Waaree Renewable Technologies Q4 FY26 Concall Decoded: 131% Revenue Growth, But Margins Lost Their Sunglasses
1. Opening Hook
India added 44 GW solar capacity this year, and Waaree Renewable Technologies seems determined to grab a giant slice before everyone else wakes up. Q4 numbers looked almost too hot—131% revenue growth, PAT up 66%, execution at record 2.7 GW, and a 36 GW bid pipeline that sounds suspiciously ambitious.
But then came the spice.
Margins cooled. Order book dipped. Cash conversion got a bit moody. Management spoke confidently about BESS, IPP and execution discipline, while analysts politely asked, “Great… but where’s the next leg of growth?”
This wasn’t just a victory lap concall—it was also a subtle debate on whether Waaree is becoming a solar compounding machine or simply surfing a sector wave.
And it gets more interesting when management starts talking 15% margins while delivering 19%.
Read on, because some numbers here may be brighter than the solar panels.
2. At a Glance
Revenue up 131% – Growth so fast even spreadsheets needed sunscreen.
EBITDA up 106% – Operating leverage showed up with dramatic timing.
PAT up 109% – Profit didn’t just grow, it sprinted.
Margins fell from 26.5% to 18.8% (Q4) – Solar shine, margin cloud cover.
Order Book at 2.83 GW – Slightly lighter backpack, still heavy enough.
Execution at 2.7 GW – Bulldozers clearly skipped sleep.
IPP pipeline 281 MW – Asset-light company flirting with assets.
Operating cash softer YoY – Growth ate working capital for breakfast.
3. Management’s Key Commentary
“We executed 2,727 MW in FY26, highest ever.” (Translation: We built half a small country’s solar dreams 😏)
“We are chasing a 36 GW pipeline.” (Translation: Please focus on pipeline size, not order book dip.)
“We participate only where margins meet our risk-reward criteria.” (Translation: We can be disciplined… unless irrational tenders get too tempting.)
“15% margin is a threshold; we continue delivering above that.” (Translation: We guide conservatively so surprises look heroic.)
“BESS can become an emerging revenue stream in FY27.” (Translation: New buzzword unlocked. Monetization pending.)
“IPP will remain a smaller contributor; EPC dominates.” (Translation: Relax, we’re not becoming a mini utility overnight.)
“Module cost increases are pass-through.” (Translation: Supplier drama is your problem, dear customer 😄)
A few themes stood out.
Management was unusually consistent on execution superiority.

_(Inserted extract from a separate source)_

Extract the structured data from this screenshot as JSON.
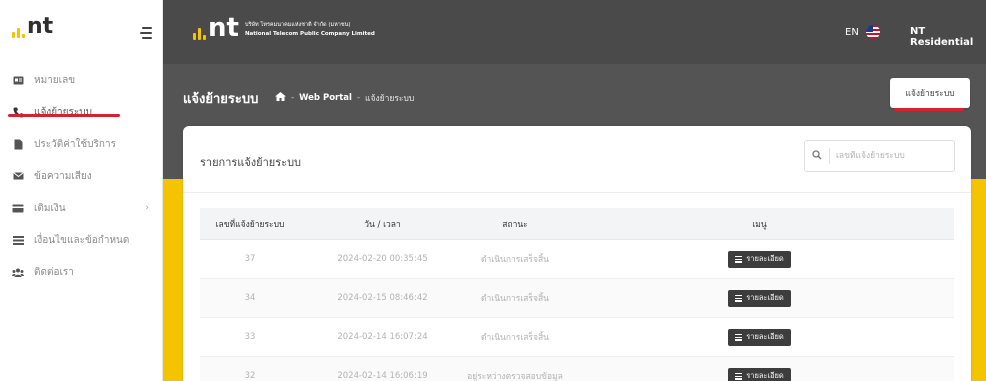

Every answer eventually came back to operational discipline. Tender slowdown? Pipeline robust. Margin pressure? Mix issue. Lower order book? Temporary optics.
Classic management defense playbook—but supported by numbers.
Interesting bit was the 15% margin “threshold” rhetoric despite sustaining ~19%. Either prudence… or signaling future normalization.
BESS commentary was promising but early-stage. Felt more option value than earnings engine today.
Most underrated commentary? Internal accrual-funded IPP capex. In an industry addicted to leverage, that stood out.